At first my career took a traditional academic route, I earned a Bachelors of Science Degree in Mathematics from Caltech. Professor Richard Wilson introduced me to discrete mathematics which would eventually become my thesis topic at MIT. Meanwhile I added breadth to my mathematical training by taking a number of computer science and economics classes. Caltech studies microeconomics and game theory from a very mathematical approach. In fact I often found the mathematics in my economics courses more challenging than the mathematics in my math courses: maximizing a function of a dozen variables with several constraints, whereas in math after getting past explicit examples in 2 or 3 variables we always went straight to the "general case".
At MIT, I studied umbral calculus (a branch of combinatorics) under the direction of Prof. GianCarlo Rota and received my Ph.D. in 1989. I then taught and continued my research at the University of Bordeaux in France.
In 1996, I was looking to take a sabbatical and return for a while to the United States. A coauthor of mine Walter Stromquist encouraged me to consider nonacademic employment, so I applied to Daniel H. Wagner Associates where he was in charge of their Pennsylvnia office.
My first projects at Wagner Associates were redesigned the corporate website (which was a great initial project since it exposed me to the wide variety of mathematical work done at the fine) and to the evaluation of a credit risk model used by BMW based on fuzzy logic.
However, I soon started working in mathematical finance for the Susquehanna International Group for their newly created Statistical Arbitrage Group in their Quantitative Research Department. As this project continued to be successful and grew in size, it took up all of my time and I eventually left Wagner Associates to work fulltime at Susquehanna where I am now responsible for a group of over a halfdozen mathematicians developing proprietary trading strategies with which to invest to the partner's money.

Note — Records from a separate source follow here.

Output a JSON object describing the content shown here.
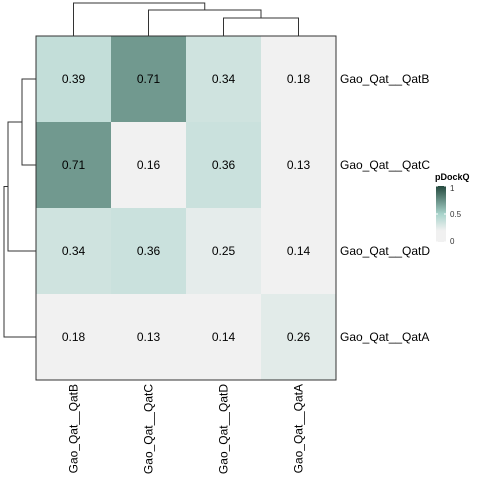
{
  "chart_data": {
    "type": "heatmap",
    "title": "",
    "xlabel": "",
    "ylabel": "",
    "columns": [
      "Gao_Qat__QatB",
      "Gao_Qat__QatC",
      "Gao_Qat__QatD",
      "Gao_Qat__QatA"
    ],
    "rows": [
      "Gao_Qat__QatB",
      "Gao_Qat__QatC",
      "Gao_Qat__QatD",
      "Gao_Qat__QatA"
    ],
    "values": [
      [
        0.39,
        0.71,
        0.34,
        0.18
      ],
      [
        0.71,
        0.16,
        0.36,
        0.13
      ],
      [
        0.34,
        0.36,
        0.25,
        0.14
      ],
      [
        0.18,
        0.13,
        0.14,
        0.26
      ]
    ],
    "value_labels": [
      [
        "0.39",
        "0.71",
        "0.34",
        "0.18"
      ],
      [
        "0.71",
        "0.16",
        "0.36",
        "0.13"
      ],
      [
        "0.34",
        "0.36",
        "0.25",
        "0.14"
      ],
      [
        "0.18",
        "0.13",
        "0.14",
        "0.26"
      ]
    ],
    "color_scale": {
      "range": [
        0,
        1
      ],
      "stops": [
        {
          "value": 0.0,
          "color": "#f1f1f1"
        },
        {
          "value": 0.2,
          "color": "#f1f1f1"
        },
        {
          "value": 0.5,
          "color": "#a8d3cb"
        },
        {
          "value": 1.0,
          "color": "#24493d"
        }
      ]
    },
    "legend": {
      "title": "pDockQ",
      "ticks": [
        "1",
        "0.5",
        "0"
      ],
      "tick_values": [
        1,
        0.5,
        0
      ],
      "placement": "right"
    },
    "dendrograms": {
      "rows": true,
      "columns": true
    }
  }
}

Having worked in both industry and academy, I appreciate the comeradery of working within a groups of mathematical cohorts you find at Susquehanna similar to that at most universities. We share the same mathematical sence of humor and enjoy puzzles.
Outside of Quantitative Research, there are many traders who have ideas for us to try and who would like to exploit our models. However, traders will typically give a few examples rather than express their idea as a mathematical equation to be tested. Part of the excitement of my work is translating the ideas of the traders into mathematical formulae, and conversely helping the traders better understand and visualize the mathematical concepts behind our trading models.
In academia I spent most of my time working on publications. In many cases years would pass between writing up the idea and actually seeing it in print. At that point, I felt I was wasting my time in P.R. encouraging people to read my specialized work. For example the paper I am perhaps proudest of (Invariant Umbral Calculus) requires a strong background in combinatorics, Hilbert spaces, umbral calculus and physics, so it is not surprising that articles like that get limitted readership.
On the other hand at Susquehanna almost all of our work is confidential so I do not publish anything except in my spare time. However, my work is exciting, and if I find something useful I know it will get applied quickly. In some cases, it was literally minutes between coming up with an idea, implementing it in one of our computer based strategies, and actually trading it on the New York Stock Exchange.